La recherche sur la nutrition et le cancer du rein se concentre principalement sur la prévention et le soutien pendant le traitement. Certains régimes alimentaires et substances ont été étudiés, mais beaucoup d'entre eux doivent être personnalisés et adaptés à la situation personnelle et au traitement de chacun.

Aliments ultra-transformés

ExaminéiRésultats positifs dans les études cliniques, pas encore un traitement standard

Les aliments ultra-transformés sont des produits qui se sont éloignés de leur forme naturelle et contiennent de nombreux additifs, du sucre, du sel et des graisses malsaines — par exemple les nouilles instantanées, de nombreuses collations, certains repas prêts à l'emploi et de nombreuses boissons sucrées.

Une grande étude de cohorte américaine (NIH-AARP Diet and Health Study, 2026) a montré qu'une consommation élevée d'aliments ultra-transformés était associée à un risque accru de cancer du rein. Cela s'inscrit dans un schéma plus large : les aliments ultra-transformés sont dans plusieurs études liés à des marqueurs d'inflammation et à une prise de poids, qui peuvent tous deux être des facteurs de risque. Le mécanisme exact n'est pas encore totalement clair.

Pour une personne atteinte d'un cancer du rein, il est pertinent de réfléchir à la qualité nutritionnelle en général — moins de produits ultra-transformés peut contribuer à un poids plus stable et à une sensibilité inflammatoire réduite, ce qui peut aider dans le traitement.

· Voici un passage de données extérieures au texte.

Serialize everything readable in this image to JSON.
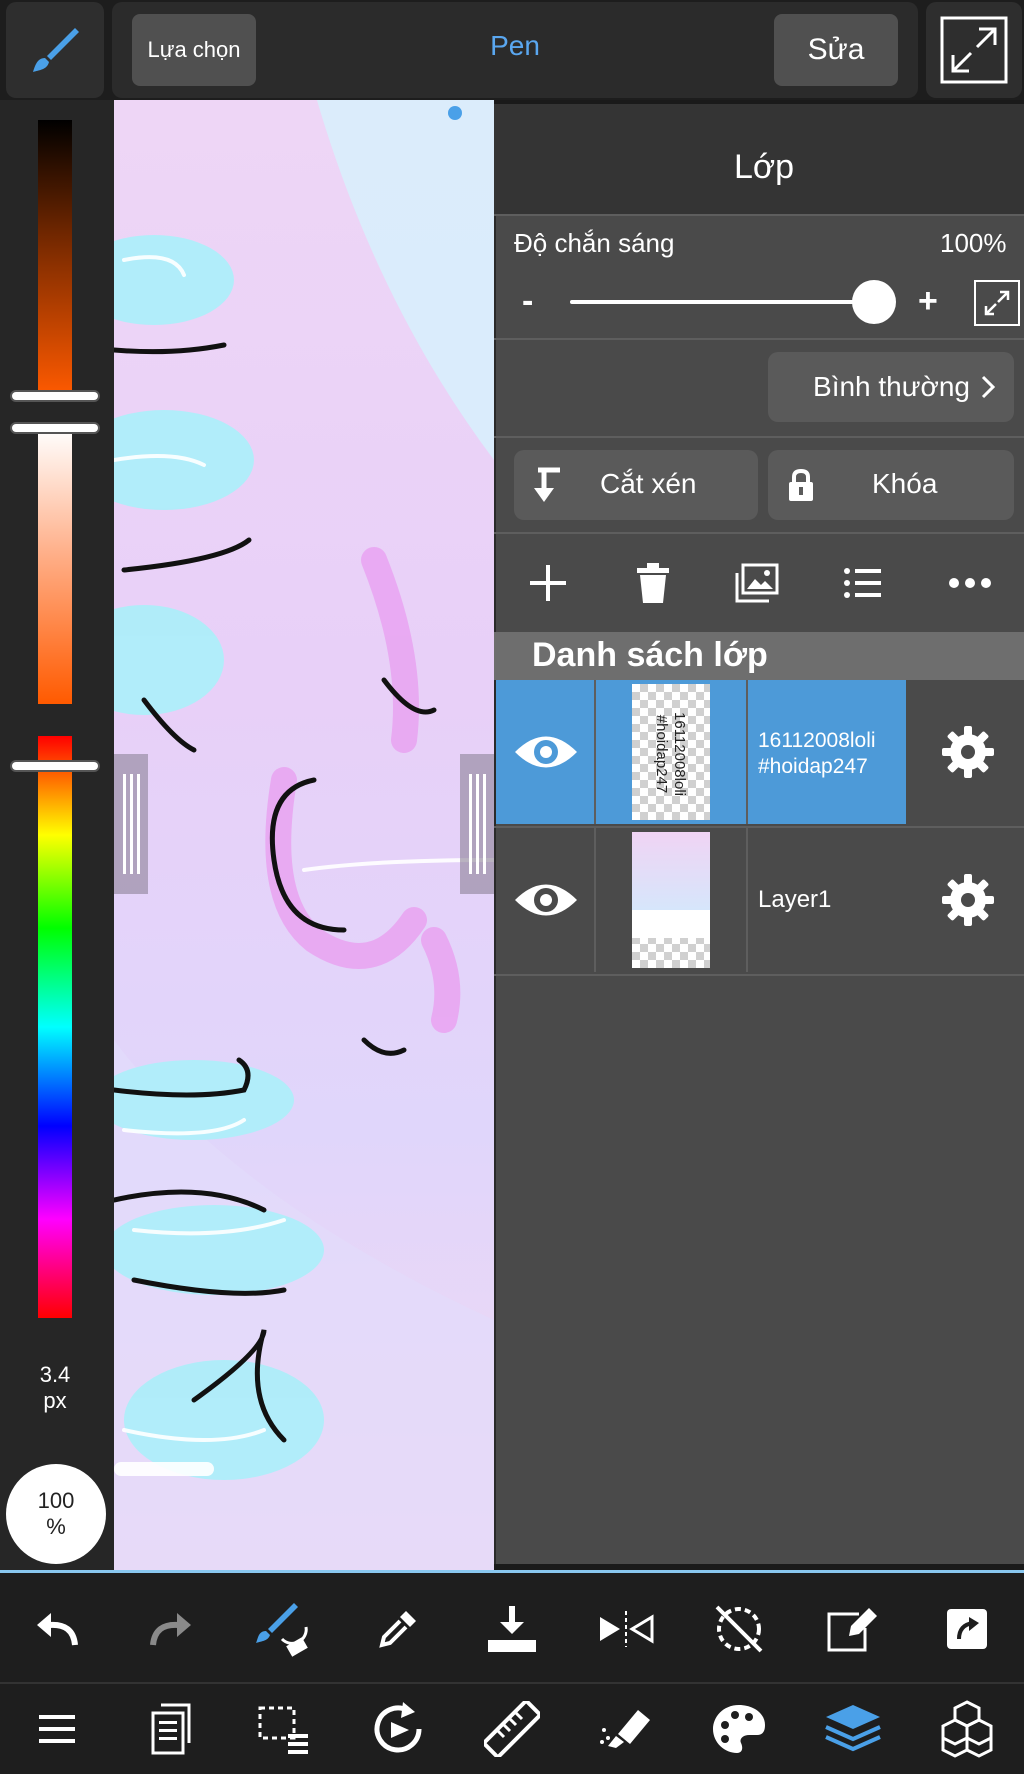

Équilibre des graisses et poids

ExaminéiRésultats positifs dans les études cliniques, pas encore un traitement standard

La recherche suggère que le poids corporel et la masse grasse jouent un rôle dans le cancer du rein. Des études récentes (2026) ont examiné l'importance pronostique de l'IMC (indice de masse corporelle, une mesure du rapport de poids) après une chirurgie. Il est intéressant de noter que la relation peut être différente pour les hommes et les femmes, et qu'elle n'est pas toujours linéaire — tant le sous-poids que le surpoids peuvent être néfastes.

Le surpoids est généralement associé à une immunité plus faible et à une plus grande activité inflammatoire ; le sous-poids, en revanche, peut indiquer une perte musculaire ou une malnutrition, ce qui n'est pas non plus favorable. Cela souligne que la nutrition ne concerne pas seulement le poids, mais aussi la masse musculaire et l'état nutritionnel.

Pour une personne en traitement, l'attention à un poids sain et stable peut être utile, non pas pour perdre du poids rapidement, mais pour maintenir une alimentation suffisante et la force musculaire.

Apport en protéines

ExaminéiRésultats positifs dans les études cliniques, pas encore un traitement standard

Un apport protéique suffisant est important pour préserver la masse musculaire, en particulier pendant et après les traitements intensifs. Les protéines jouent également un rôle dans la fonction immunitaire — le corps fabrique notamment des anticorps à partir de protéines.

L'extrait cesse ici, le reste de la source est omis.